CONVERSA DE ENGALOBAR

Foto Ilustrativa

Rosemilton Silva – Jornalista e escritor. Natural de Santa Cruz/RN

Bom dia, meus povo. Tava eu ainda na cinza da fogueira de São João, esperando minha cumade para retirar as espigas de milho que a gente enterrou com a palha pra assar – assar ou cozinhar? – conversando com Tarcísio de seo  João Ataíde, que vinha “lá de baixo” essa hora da madruga, e que me conta que viu Ureal mais João Caravéia e a Morte lá no gango da minha cumade tomando umas cervejinhas. Três presepeiros juntos haverá de ter algo especial.

Foi o que aconteceu. A Morte descobriu que o pote vizinho a mesa deles estava cheinho de água pra lavar o salão no dia seguinte e não pensou duas vezes. Mandou descer cerveja inté num o c* fazer bico. Os outros dois, Ureal e Caravéia, não entenderam nada, mas não se fizeram de rogados. E tome cerveja. No fim das contas, pagaram apenas dez garrafas que estavam debaixo da mesa e que foram contadas pelo raparigal.

Tarcisio mal acabou de contar a estória – seria história? – quando minha cumade aparece a pé, porque deixou de andar na Mercswiss e Tarcísio se apressa dizendo que vai encontrar Marcelo, seu irmão, para abrirem o Cartório. Eu lembro a ele que é sábado e que seo João Ataíde deveria estar na feira.

Minha cumade Maria Gorda ainda longe, ali perto da bodega de Maria do Carmo, grita na direção da gente perguntando: “Tarcisim, meu fií, acabei de saber que as meninas quando foram lavar o salão, ouviram o tilintar de garrafas dentro do pote, coisa de umas catorze. Quem tava perto dalí era Ureal junto com Caravéia e a Morte. Com três felas desses não é difícil entender o que aconteceu. Mas fique certo que eles vão pagar as outras cervejas encontradas dentro do pote”.

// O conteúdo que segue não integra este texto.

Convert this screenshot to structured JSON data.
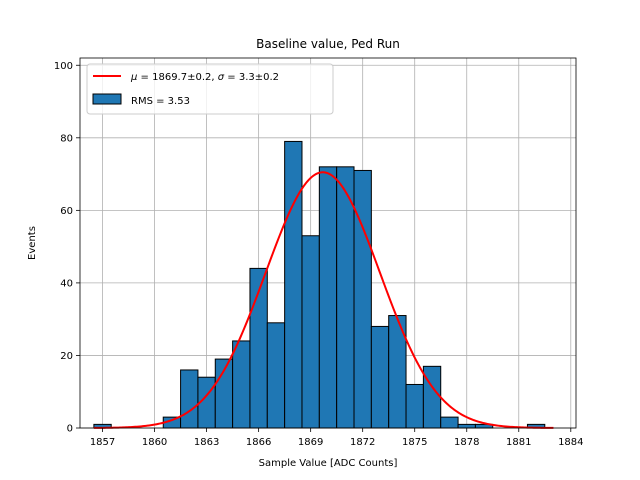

Tarcísio me disse baixinho que Ureal deu calado por resposta e escafedeu-se. Passado o episódio, porque minha cumade era de reclamar apenas uma vez, fiquei certo que ela ia esperar os três voltarem por lá, o que não seria difícil. Pois bem, minha cumade vai se aproximando e começa a reclamar que Gonzaga andava calado, esperneando, tentando ispaiá brasa, querendo prolongar a agonia e Michael arrumando um jeito de fechar o cabaré dele.

Foto ilustrativa

Já Chicó de Maria Anjo continua se reunindo com os bodegueiros pra dar um jeito de modo a que Zé Dobico fique mais tomando conta do hotel pra ajudar Mariinha que cuidar da delegacia. Minha cumade quer ir lá na tipografia de Manoel Macedo encomendar a Manoel Bernardino uns panfletos anunciando a chegada de gente nova. E lá fomos nós pra rua da Usina.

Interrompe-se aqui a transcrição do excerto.